The case before the board concerned only a front-yard setback for a ramp and stairs that, by the applicant’s account, were installed decades ago. The case notice listed Sue Chang (record) as the agent; a speaker during the hearing identified herself as Sho Chang and said the ramp had been in place since at least the 1980s and had served earlier commercial uses. "The ramp has been there forever," a board member noted; staff’s aerial review showed the ramp present on imagery back to at least 2016.

Mark Barton, who lives at 17 Hazel Street directly across the street, strongly opposed the larger project and urged the board to deny relief in order to stop what he described as a planned conversion of the building to a 14‑room short‑term boarding house. Barton told the board the street is one block long and "a quiet, beautiful street" where children play and said a rooming‑house use would be "massively out of place in this neighborhood." He asked the board to deny the relief as a means to prevent the proposed use from advancing to the Planning Board.

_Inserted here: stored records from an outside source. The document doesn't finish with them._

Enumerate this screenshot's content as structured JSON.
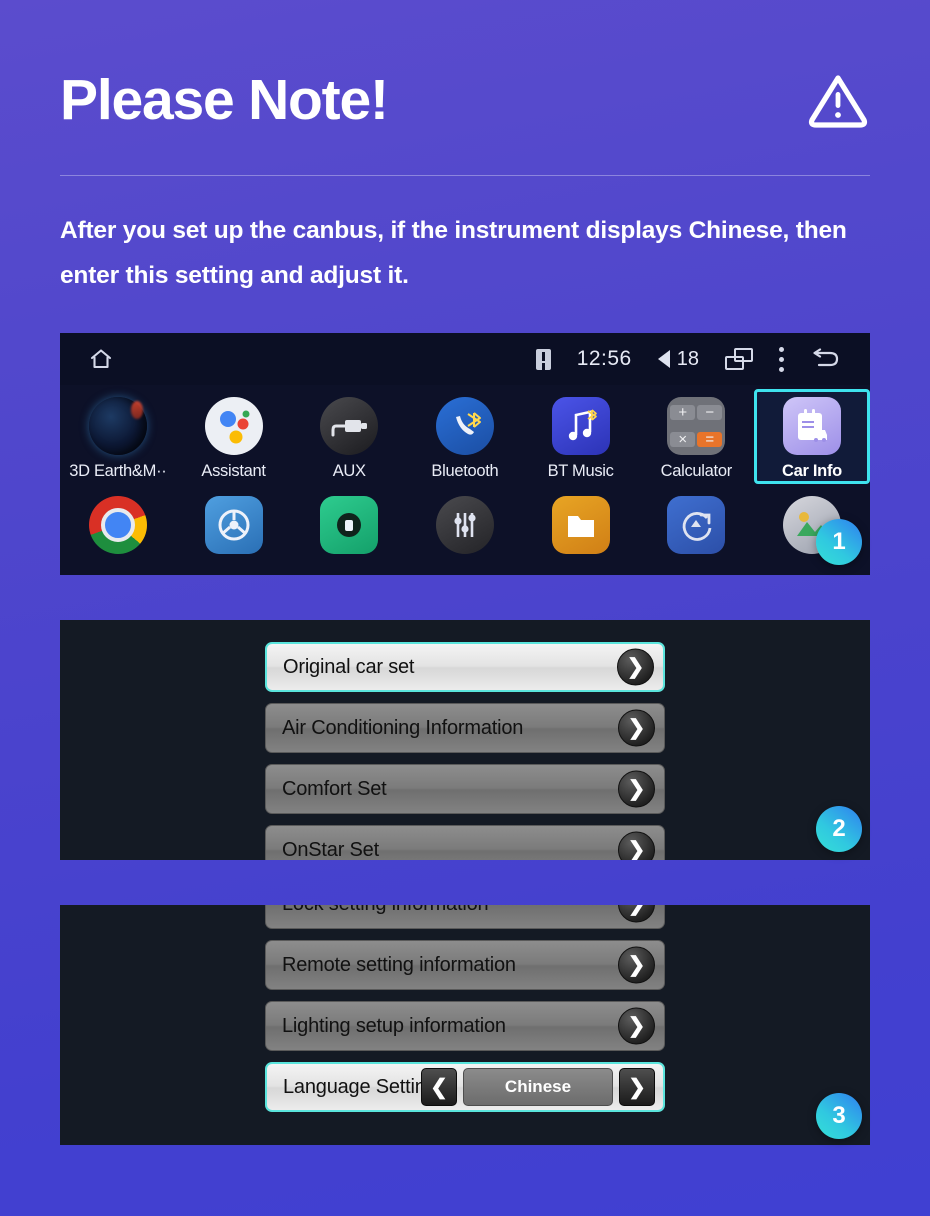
{
  "header": {
    "title": "Please Note!",
    "warning_icon": "warning-triangle-icon"
  },
  "body_text": "After you set up the canbus, if the instrument displays Chinese, then enter this setting and adjust it.",
  "colors": {
    "background_top": "#5b4ccd",
    "background_bottom": "#4040d2",
    "accent_cyan": "#3fe3ee",
    "badge_gradient_start": "#35e0d6",
    "badge_gradient_end": "#2f7ff0",
    "panel_dark": "#141a24"
  },
  "screenshot_launcher": {
    "statusbar": {
      "home_icon": "home-icon",
      "warning_icon": "warning-square-icon",
      "clock": "12:56",
      "volume_icon": "speaker-icon",
      "volume": "18",
      "recents_icon": "recents-icon",
      "menu_icon": "more-vertical-icon",
      "back_icon": "back-arrow-icon"
    },
    "apps_row1": [
      {
        "label": "3D Earth&M··",
        "icon": "earth-icon",
        "selected": false
      },
      {
        "label": "Assistant",
        "icon": "assistant-icon",
        "selected": false
      },
      {
        "label": "AUX",
        "icon": "aux-plug-icon",
        "selected": false
      },
      {
        "label": "Bluetooth",
        "icon": "bluetooth-phone-icon",
        "selected": false
      },
      {
        "label": "BT Music",
        "icon": "bt-music-icon",
        "selected": false
      },
      {
        "label": "Calculator",
        "icon": "calculator-icon",
        "selected": false
      },
      {
        "label": "Car Info",
        "icon": "car-info-icon",
        "selected": true
      }
    ],
    "calculator_keys": [
      "+",
      "−",
      "×",
      "="
    ],
    "apps_row2": [
      {
        "icon": "chrome-icon"
      },
      {
        "icon": "steering-wheel-icon"
      },
      {
        "icon": "recorder-icon"
      },
      {
        "icon": "equalizer-icon"
      },
      {
        "icon": "file-manager-icon"
      },
      {
        "icon": "sync-update-icon"
      },
      {
        "icon": "gallery-icon"
      }
    ]
  },
  "screenshot_carinfo": {
    "items": [
      {
        "label": "Original car set",
        "highlight": true
      },
      {
        "label": "Air Conditioning Information",
        "highlight": false
      },
      {
        "label": "Comfort Set",
        "highlight": false
      },
      {
        "label": "OnStar Set",
        "highlight": false
      }
    ],
    "chevron": "❯"
  },
  "screenshot_language": {
    "items": [
      {
        "label": "Lock setting information",
        "highlight": false,
        "type": "chevron"
      },
      {
        "label": "Remote setting information",
        "highlight": false,
        "type": "chevron"
      },
      {
        "label": "Lighting setup information",
        "highlight": false,
        "type": "chevron"
      },
      {
        "label": "Language Settings",
        "highlight": true,
        "type": "stepper",
        "value": "Chinese"
      }
    ],
    "chevron": "❯",
    "prev_arrow": "❮",
    "next_arrow": "❯"
  },
  "badges": [
    {
      "number": "1"
    },
    {
      "number": "2"
    },
    {
      "number": "3"
    }
  ]
}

Board members clarified their scope: the ZBA was deciding only whether to allow the pre‑existing ramp to remain in the front yard setback. Craig St. Pierre and other members noted that planning‑board review is the appropriate place for questions about proposed future uses and conditional‑use approvals. The board found the ramp is pre‑existing, appears to have existed for many years without enforcement action, and that removing it would cause hardship; the board therefore granted relief from the front‑yard setback (6.03a).

The board explicitly declined to rule on any conditional‑use or rooming‑house application; that question, if pursued, must go to the Planning Board. The decision preserves the ramp for the present use; the applicant will need to pursue any change of use or permit required for future conversions.